There are several critical characteristics that must be taken into consideration when selecting the appropriate organic solvent to use in the mobile phase with ChromShell^® columns. Viscosity is one of the most important as high viscosity solvents may produce backpressures that are too high for the HPLC system used. Other important solvent characteristics include UV cutoff, cost and polarity index; where a solvent with a high UV cutoff will result in poor sensitivity with UV/Vis detection and use of high cost solvents will result in a poor laboratory that can't afford to buy new columns. Solvents with low polarity indices generally result in faster elution of organic compounds and are commonly used for column cleaning.

Acetonitrile

is arguably the best organic solvent as it results in the lowest system backpressure in water mixtures and also has a very low UV cutoff for better UV/Vis detection sensitivity. Although acetonitrile production is starting to increase with the turnaround of the economy, thus dropping cost, this still remains a major drawback of acetonitrile usage.

Methanol

is another popular organic solvent as it is comparable in elution strength to acetonitrile, has a relatively low UV absorbance, and is significantly less expensive than acetonitrile. The major drawback of methanol, especially when used with small particle size HPLC columns, is that its use can result in backpressures that exceed many HPLC system limits.

Acetone

is less commonly used as it has high UV absorbance, but can be used successfully if analytes absorb at higher UV wavelengths or if other detector types such as MS are used as it has similar elution properties to acetonitrile but is significantly less expensive.

Ethanol

is generally not recommended as it results in very high backpressures in water mixtures.

Iso-, n-propanol

have relatively strong elution strength and are most commonly used in column cleaning at low flow rates as they also results in high backpressures.

Tetrahydrofuran

has similar elution strength to n-propanol but is less commonly used as it is much more expensive.

Glassware deactivation

Glassware deactivation with DMDCS

Dimethyldichlorsilane (DMDCS) reacts with active hydroxyl groups present on glass surface producing a deactivated layer. This ensures inert glassware used for sensitive compounds.

Procedure

During the deactivation process, the reaction releases hydrogen chloride (HCl). So we strongly recommend to do this procedure in a fume hood.

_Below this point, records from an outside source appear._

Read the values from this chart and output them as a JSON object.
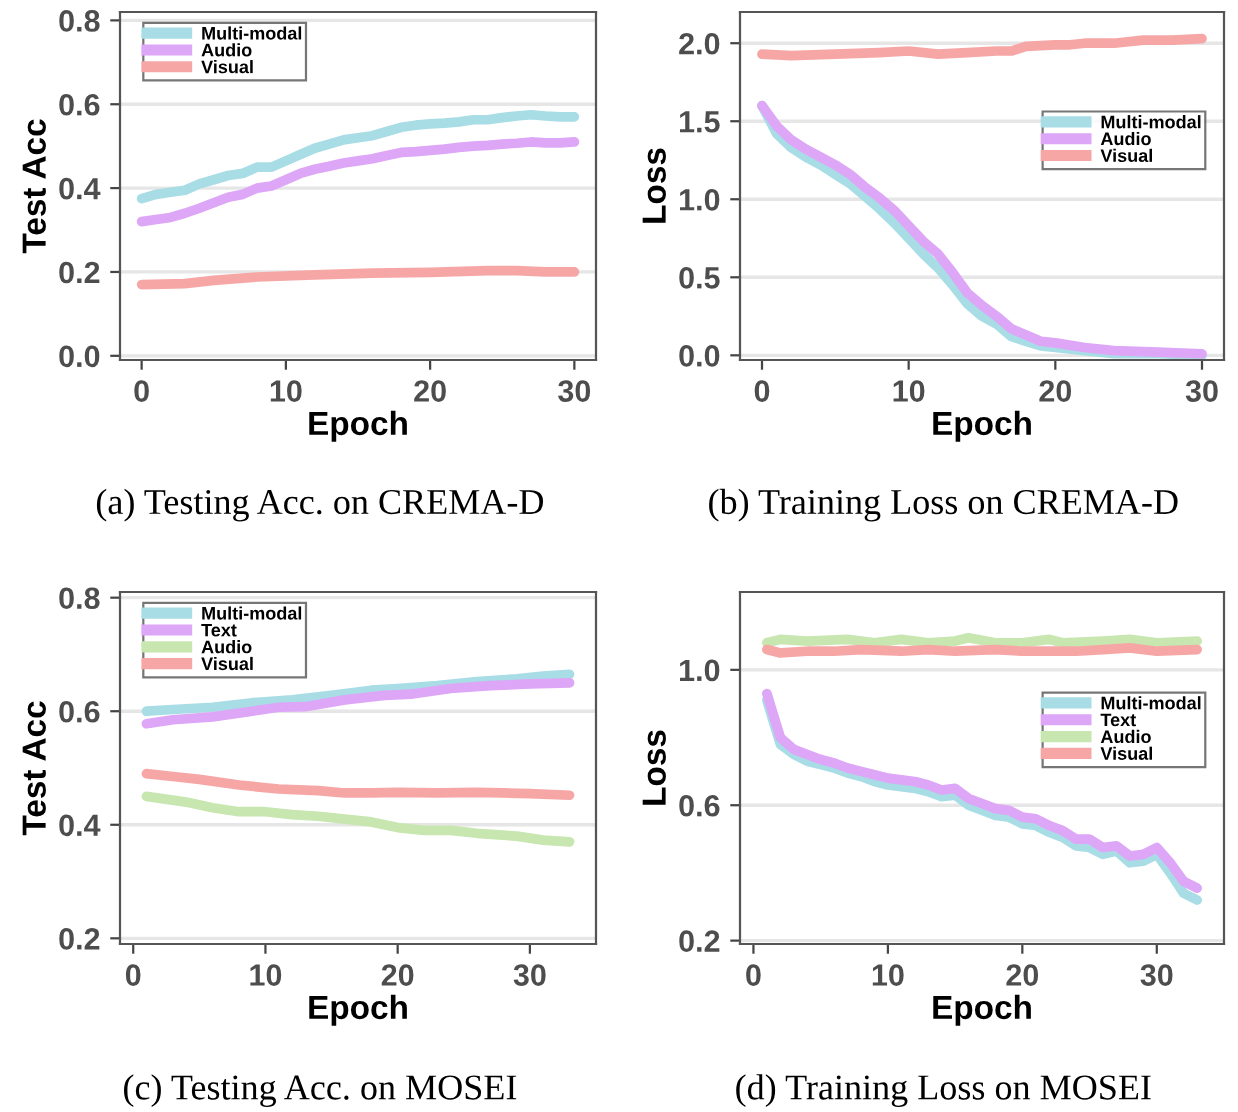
{
  "chart_data": [
    {
      "type": "line",
      "xlabel": "Epoch",
      "ylabel": "Test Acc",
      "xlim": [
        -1.5,
        31.5
      ],
      "ylim": [
        -0.01,
        0.82
      ],
      "xticks": [
        0,
        10,
        20,
        30
      ],
      "yticks": [
        {
          "value": 0,
          "label": "0.0"
        },
        0.2,
        0.4,
        0.6,
        0.8
      ],
      "grid": "y",
      "legend": "top left",
      "annotations": [
        "(a) Testing Acc. on CREMA-D"
      ],
      "series": [
        {
          "name": "Multi-modal",
          "color": "#a8dde6",
          "x": [
            0,
            1,
            2,
            3,
            4,
            5,
            6,
            7,
            8,
            9,
            10,
            11,
            12,
            13,
            14,
            15,
            16,
            17,
            18,
            19,
            20,
            21,
            22,
            23,
            24,
            25,
            26,
            27,
            28,
            29,
            30
          ],
          "values": [
            0.375,
            0.385,
            0.39,
            0.395,
            0.41,
            0.42,
            0.43,
            0.435,
            0.45,
            0.45,
            0.465,
            0.48,
            0.495,
            0.505,
            0.515,
            0.52,
            0.525,
            0.535,
            0.545,
            0.55,
            0.553,
            0.555,
            0.558,
            0.563,
            0.563,
            0.568,
            0.572,
            0.575,
            0.572,
            0.57,
            0.57
          ]
        },
        {
          "name": "Audio",
          "color": "#dda6f7",
          "x": [
            0,
            1,
            2,
            3,
            4,
            5,
            6,
            7,
            8,
            9,
            10,
            11,
            12,
            13,
            14,
            15,
            16,
            17,
            18,
            19,
            20,
            21,
            22,
            23,
            24,
            25,
            26,
            27,
            28,
            29,
            30
          ],
          "values": [
            0.32,
            0.325,
            0.33,
            0.34,
            0.352,
            0.365,
            0.378,
            0.385,
            0.4,
            0.405,
            0.42,
            0.435,
            0.445,
            0.452,
            0.46,
            0.465,
            0.47,
            0.478,
            0.485,
            0.487,
            0.49,
            0.493,
            0.497,
            0.5,
            0.502,
            0.505,
            0.507,
            0.51,
            0.508,
            0.508,
            0.51
          ]
        },
        {
          "name": "Visual",
          "color": "#f7a6a6",
          "x": [
            0,
            3,
            5,
            8,
            12,
            16,
            20,
            24,
            26,
            28,
            30
          ],
          "values": [
            0.17,
            0.172,
            0.18,
            0.188,
            0.193,
            0.197,
            0.199,
            0.203,
            0.203,
            0.2,
            0.2
          ]
        }
      ]
    },
    {
      "type": "line",
      "xlabel": "Epoch",
      "ylabel": "Loss",
      "xlim": [
        -1.5,
        31.5
      ],
      "ylim": [
        -0.03,
        2.2
      ],
      "xticks": [
        0,
        10,
        20,
        30
      ],
      "yticks": [
        {
          "value": 0,
          "label": "0.0"
        },
        0.5,
        {
          "value": 1,
          "label": "1.0"
        },
        1.5,
        {
          "value": 2,
          "label": "2.0"
        }
      ],
      "grid": "y",
      "legend": "right",
      "annotations": [
        "(b) Training Loss on CREMA-D"
      ],
      "series": [
        {
          "name": "Multi-modal",
          "color": "#a8dde6",
          "x": [
            0,
            1,
            2,
            3,
            4,
            5,
            6,
            7,
            8,
            9,
            10,
            11,
            12,
            13,
            14,
            15,
            16,
            17,
            18,
            19,
            20,
            22,
            24,
            27,
            30
          ],
          "values": [
            1.6,
            1.42,
            1.33,
            1.27,
            1.22,
            1.16,
            1.1,
            1.02,
            0.94,
            0.85,
            0.75,
            0.65,
            0.56,
            0.45,
            0.33,
            0.25,
            0.2,
            0.12,
            0.09,
            0.06,
            0.05,
            0.03,
            0.01,
            0.01,
            0.0
          ]
        },
        {
          "name": "Audio",
          "color": "#dda6f7",
          "x": [
            0,
            1,
            2,
            3,
            4,
            5,
            6,
            7,
            8,
            9,
            10,
            11,
            12,
            13,
            14,
            15,
            16,
            17,
            18,
            19,
            20,
            22,
            24,
            27,
            30
          ],
          "values": [
            1.6,
            1.47,
            1.38,
            1.32,
            1.27,
            1.22,
            1.16,
            1.08,
            1.01,
            0.93,
            0.83,
            0.73,
            0.65,
            0.53,
            0.4,
            0.32,
            0.25,
            0.17,
            0.13,
            0.09,
            0.08,
            0.05,
            0.03,
            0.02,
            0.01
          ]
        },
        {
          "name": "Visual",
          "color": "#f7a6a6",
          "x": [
            0,
            2,
            5,
            8,
            10,
            12,
            14,
            16,
            17,
            18,
            20,
            21,
            22,
            24,
            26,
            28,
            30
          ],
          "values": [
            1.93,
            1.92,
            1.93,
            1.94,
            1.95,
            1.93,
            1.94,
            1.95,
            1.95,
            1.98,
            1.99,
            1.99,
            2.0,
            2.0,
            2.02,
            2.02,
            2.03
          ]
        }
      ]
    },
    {
      "type": "line",
      "xlabel": "Epoch",
      "ylabel": "Test Acc",
      "xlim": [
        -1,
        35
      ],
      "ylim": [
        0.19,
        0.81
      ],
      "xticks": [
        0,
        10,
        20,
        30
      ],
      "yticks": [
        0.2,
        0.4,
        0.6,
        0.8
      ],
      "grid": "y",
      "legend": "top left",
      "annotations": [
        "(c) Testing Acc. on MOSEI"
      ],
      "series": [
        {
          "name": "Multi-modal",
          "color": "#a8dde6",
          "x": [
            1,
            3,
            6,
            9,
            12,
            15,
            18,
            20,
            23,
            26,
            29,
            31,
            33
          ],
          "values": [
            0.6,
            0.603,
            0.607,
            0.615,
            0.62,
            0.628,
            0.637,
            0.64,
            0.645,
            0.652,
            0.657,
            0.662,
            0.665
          ]
        },
        {
          "name": "Text",
          "color": "#dda6f7",
          "x": [
            1,
            3,
            6,
            9,
            11,
            13,
            16,
            19,
            21,
            24,
            27,
            30,
            33
          ],
          "values": [
            0.578,
            0.585,
            0.59,
            0.6,
            0.607,
            0.608,
            0.62,
            0.628,
            0.63,
            0.64,
            0.645,
            0.648,
            0.65
          ]
        },
        {
          "name": "Audio",
          "color": "#c8e6b0",
          "x": [
            1,
            4,
            6,
            8,
            10,
            12,
            14,
            16,
            18,
            20,
            22,
            24,
            26,
            29,
            31,
            33
          ],
          "values": [
            0.45,
            0.44,
            0.43,
            0.423,
            0.423,
            0.418,
            0.415,
            0.41,
            0.405,
            0.395,
            0.39,
            0.39,
            0.385,
            0.38,
            0.373,
            0.37
          ]
        },
        {
          "name": "Visual",
          "color": "#f7a6a6",
          "x": [
            1,
            3,
            5,
            8,
            11,
            14,
            16,
            18,
            20,
            23,
            26,
            28,
            30,
            33
          ],
          "values": [
            0.49,
            0.485,
            0.48,
            0.47,
            0.463,
            0.46,
            0.456,
            0.456,
            0.457,
            0.456,
            0.457,
            0.456,
            0.455,
            0.452
          ]
        }
      ]
    },
    {
      "type": "line",
      "xlabel": "Epoch",
      "ylabel": "Loss",
      "xlim": [
        -1,
        35
      ],
      "ylim": [
        0.19,
        1.23
      ],
      "xticks": [
        0,
        10,
        20,
        30
      ],
      "yticks": [
        0.2,
        0.6,
        {
          "value": 1,
          "label": "1.0"
        }
      ],
      "grid": "y",
      "legend": "right",
      "annotations": [
        "(d) Training Loss on MOSEI"
      ],
      "series": [
        {
          "name": "Multi-modal",
          "color": "#a8dde6",
          "x": [
            1,
            2,
            3,
            4,
            5,
            6,
            7,
            8,
            9,
            10,
            11,
            12,
            13,
            14,
            15,
            16,
            17,
            18,
            19,
            20,
            21,
            22,
            23,
            24,
            25,
            26,
            27,
            28,
            29,
            30,
            31,
            32,
            33
          ],
          "values": [
            0.91,
            0.78,
            0.75,
            0.73,
            0.72,
            0.71,
            0.695,
            0.685,
            0.67,
            0.66,
            0.655,
            0.65,
            0.64,
            0.625,
            0.63,
            0.6,
            0.585,
            0.57,
            0.565,
            0.545,
            0.54,
            0.52,
            0.505,
            0.48,
            0.475,
            0.455,
            0.465,
            0.43,
            0.435,
            0.455,
            0.4,
            0.34,
            0.32
          ]
        },
        {
          "name": "Text",
          "color": "#dda6f7",
          "x": [
            1,
            2,
            3,
            4,
            5,
            6,
            7,
            8,
            9,
            10,
            11,
            12,
            13,
            14,
            15,
            16,
            17,
            18,
            19,
            20,
            21,
            22,
            23,
            24,
            25,
            26,
            27,
            28,
            29,
            30,
            31,
            32,
            33
          ],
          "values": [
            0.93,
            0.8,
            0.765,
            0.75,
            0.735,
            0.725,
            0.71,
            0.7,
            0.69,
            0.68,
            0.675,
            0.67,
            0.66,
            0.645,
            0.65,
            0.62,
            0.605,
            0.59,
            0.585,
            0.565,
            0.56,
            0.54,
            0.525,
            0.5,
            0.5,
            0.475,
            0.48,
            0.45,
            0.455,
            0.475,
            0.43,
            0.375,
            0.355
          ]
        },
        {
          "name": "Audio",
          "color": "#c8e6b0",
          "x": [
            1,
            2,
            4,
            7,
            9,
            11,
            13,
            15,
            16,
            18,
            20,
            22,
            23,
            26,
            28,
            30,
            33
          ],
          "values": [
            1.08,
            1.09,
            1.085,
            1.09,
            1.08,
            1.09,
            1.08,
            1.085,
            1.095,
            1.08,
            1.08,
            1.09,
            1.08,
            1.085,
            1.09,
            1.08,
            1.085
          ]
        },
        {
          "name": "Visual",
          "color": "#f7a6a6",
          "x": [
            1,
            2,
            4,
            6,
            8,
            11,
            13,
            15,
            18,
            20,
            24,
            26,
            28,
            30,
            33
          ],
          "values": [
            1.06,
            1.05,
            1.055,
            1.055,
            1.06,
            1.055,
            1.06,
            1.055,
            1.06,
            1.055,
            1.055,
            1.06,
            1.065,
            1.055,
            1.06
          ]
        }
      ]
    }
  ]
}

• Use 5% DMDCS solution in toluene. You can prepare this solution by diluting 20 ml of DMDCS with 400 ml toluene. Store the solution in an amber glass at room temperature.
• Soak glassware in 5% DMDCS solution for 15 to 30 minutes.
• Rinse glassware twice with toluene.
• Soak glassware in methanol for 15 minutes.
• Rinse glassware with methanol.
• Dry glassware with high purity nitrogen (moisture and hydrocarbon free).

Setting linear velocity

The linear velocity is an important parameter in chromatography. It has an influence on chromatography resolution and therefore setting the dead volume is basic part of method development.

Linear velocity measurement in GC

To set a dead time, inject 2 µl of a non-retained gaseous substance, which is compatible with the detector. Take a gas-tight syringe and draw the headspace over neat compound. Accurately mark the injection starting time and peak elution time.

Note: Some compounds may be slightly retained on thick-film phase, however, they will be reproducible for similar column types.